On Saturday we saw a movie in the theater for the first time in years: Downton Abbey. One of the pleasures of the television series was the casual dropping of literary and historical allusions in conversation, quietly distributed among the characters. I recall mentions of Keats, Shelley and Dickens – all writers a literate English person would know and be able to quote, even into the twentieth century. The following exchange occurs in the film:

Isobel Merton (played by Penelope Wilton): “To quote Tennyson, kind hearts are more than coronets and simple faith and Norman blood.”

Violet Crawley (Maggie Smith): “Will you have enough clichés to get you through the visit?”

Isobel Merton: “If not, I will come to you.”

It’s pleasant to contemplate a time when a paraphrase of Tennyson (or Shakespeare, or Johnson) might have constituted a cliché. The two characters, both aging women, get most of the wittiest lines in the television show and the film. Their relationship is bantering but devoted. Each ultimately respects the other. Isobel has more “advanced” ideas than Violet – women’s suffrage, for instance. Violet plays the reactionary upholder of the old ways.
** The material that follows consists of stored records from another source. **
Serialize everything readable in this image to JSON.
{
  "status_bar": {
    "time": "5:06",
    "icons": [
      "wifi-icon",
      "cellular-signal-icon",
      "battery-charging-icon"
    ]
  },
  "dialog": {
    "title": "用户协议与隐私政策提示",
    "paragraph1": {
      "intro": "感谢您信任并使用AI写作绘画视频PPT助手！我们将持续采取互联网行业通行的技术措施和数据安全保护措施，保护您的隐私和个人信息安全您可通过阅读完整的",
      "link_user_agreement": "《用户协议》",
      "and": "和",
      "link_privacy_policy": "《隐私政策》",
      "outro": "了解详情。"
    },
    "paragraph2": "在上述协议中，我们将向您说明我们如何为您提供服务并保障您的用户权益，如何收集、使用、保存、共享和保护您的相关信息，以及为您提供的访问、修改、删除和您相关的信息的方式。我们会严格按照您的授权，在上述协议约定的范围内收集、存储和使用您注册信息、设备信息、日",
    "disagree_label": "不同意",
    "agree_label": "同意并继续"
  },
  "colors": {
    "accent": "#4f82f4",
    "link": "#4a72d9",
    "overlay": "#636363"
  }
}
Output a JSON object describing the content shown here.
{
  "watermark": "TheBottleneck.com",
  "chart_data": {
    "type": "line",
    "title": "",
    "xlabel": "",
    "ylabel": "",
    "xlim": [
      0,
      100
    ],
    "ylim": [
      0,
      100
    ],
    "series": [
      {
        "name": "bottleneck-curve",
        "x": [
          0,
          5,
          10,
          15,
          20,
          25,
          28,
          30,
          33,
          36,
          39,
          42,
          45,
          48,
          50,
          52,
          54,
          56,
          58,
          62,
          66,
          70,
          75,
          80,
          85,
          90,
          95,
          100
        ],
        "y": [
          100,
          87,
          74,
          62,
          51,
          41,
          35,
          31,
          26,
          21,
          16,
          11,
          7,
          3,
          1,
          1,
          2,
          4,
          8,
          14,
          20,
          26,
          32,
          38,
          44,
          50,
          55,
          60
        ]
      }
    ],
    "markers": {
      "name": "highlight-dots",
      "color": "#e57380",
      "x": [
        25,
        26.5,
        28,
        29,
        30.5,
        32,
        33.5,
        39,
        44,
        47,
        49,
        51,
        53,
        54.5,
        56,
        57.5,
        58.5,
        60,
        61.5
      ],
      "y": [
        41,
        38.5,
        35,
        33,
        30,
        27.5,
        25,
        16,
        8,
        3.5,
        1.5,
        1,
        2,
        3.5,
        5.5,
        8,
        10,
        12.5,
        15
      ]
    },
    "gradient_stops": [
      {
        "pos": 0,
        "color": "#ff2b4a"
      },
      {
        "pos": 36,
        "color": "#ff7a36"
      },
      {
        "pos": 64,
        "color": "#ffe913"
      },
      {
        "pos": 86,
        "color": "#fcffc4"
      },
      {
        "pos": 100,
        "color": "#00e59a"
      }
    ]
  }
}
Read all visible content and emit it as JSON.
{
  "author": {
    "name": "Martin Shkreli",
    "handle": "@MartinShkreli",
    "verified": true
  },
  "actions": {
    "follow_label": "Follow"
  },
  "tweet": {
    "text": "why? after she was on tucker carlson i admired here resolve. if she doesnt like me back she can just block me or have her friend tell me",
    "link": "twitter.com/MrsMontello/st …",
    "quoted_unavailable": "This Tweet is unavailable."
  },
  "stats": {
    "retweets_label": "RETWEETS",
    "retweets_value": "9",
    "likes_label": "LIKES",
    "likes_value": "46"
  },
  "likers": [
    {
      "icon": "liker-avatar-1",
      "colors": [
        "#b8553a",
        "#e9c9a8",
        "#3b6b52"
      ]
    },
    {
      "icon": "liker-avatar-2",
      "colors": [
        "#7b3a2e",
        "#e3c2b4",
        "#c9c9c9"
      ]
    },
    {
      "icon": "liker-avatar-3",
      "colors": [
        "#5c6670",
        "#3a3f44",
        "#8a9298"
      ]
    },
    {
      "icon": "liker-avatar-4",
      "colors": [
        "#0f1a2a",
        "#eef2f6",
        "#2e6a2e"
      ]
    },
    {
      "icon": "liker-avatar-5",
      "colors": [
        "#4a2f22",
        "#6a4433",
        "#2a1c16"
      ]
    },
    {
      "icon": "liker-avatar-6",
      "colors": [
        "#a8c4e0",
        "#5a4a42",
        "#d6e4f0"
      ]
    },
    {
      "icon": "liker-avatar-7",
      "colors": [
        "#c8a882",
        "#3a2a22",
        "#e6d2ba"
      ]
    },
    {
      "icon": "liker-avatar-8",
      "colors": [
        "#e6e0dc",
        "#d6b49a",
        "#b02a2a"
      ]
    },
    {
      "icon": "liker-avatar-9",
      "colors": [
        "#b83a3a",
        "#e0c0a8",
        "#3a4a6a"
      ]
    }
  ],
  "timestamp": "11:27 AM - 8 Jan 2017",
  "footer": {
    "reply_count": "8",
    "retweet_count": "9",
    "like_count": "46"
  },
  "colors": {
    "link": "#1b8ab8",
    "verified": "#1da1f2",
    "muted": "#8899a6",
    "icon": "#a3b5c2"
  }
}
Tennyson’s line, from the seventh stanza of “Lady Clara Vere de Vere,” is well chosen:

“Howe’er it be, it seems to me,     
  ’Tis only noble to be good.
Kind hearts are more than coronets,
  And simple faith than Norman blood.”

In other words, human decency has little to do with one’s rank or inheritance – an ongoing theme in Downton Abbey. We meet shits and prodigies of virtue upstairs and downstairs, among the wealthy and poor, the noble and untitled. No social class has a monopoly on goodness or wickedness. Each of us is a mingling of both.

[Tennyson gives me an excuse to watch yet again Kind Hearts and Coronets (1949), the brilliant Ealing comedy in which Alec Guinness plays nine roles.]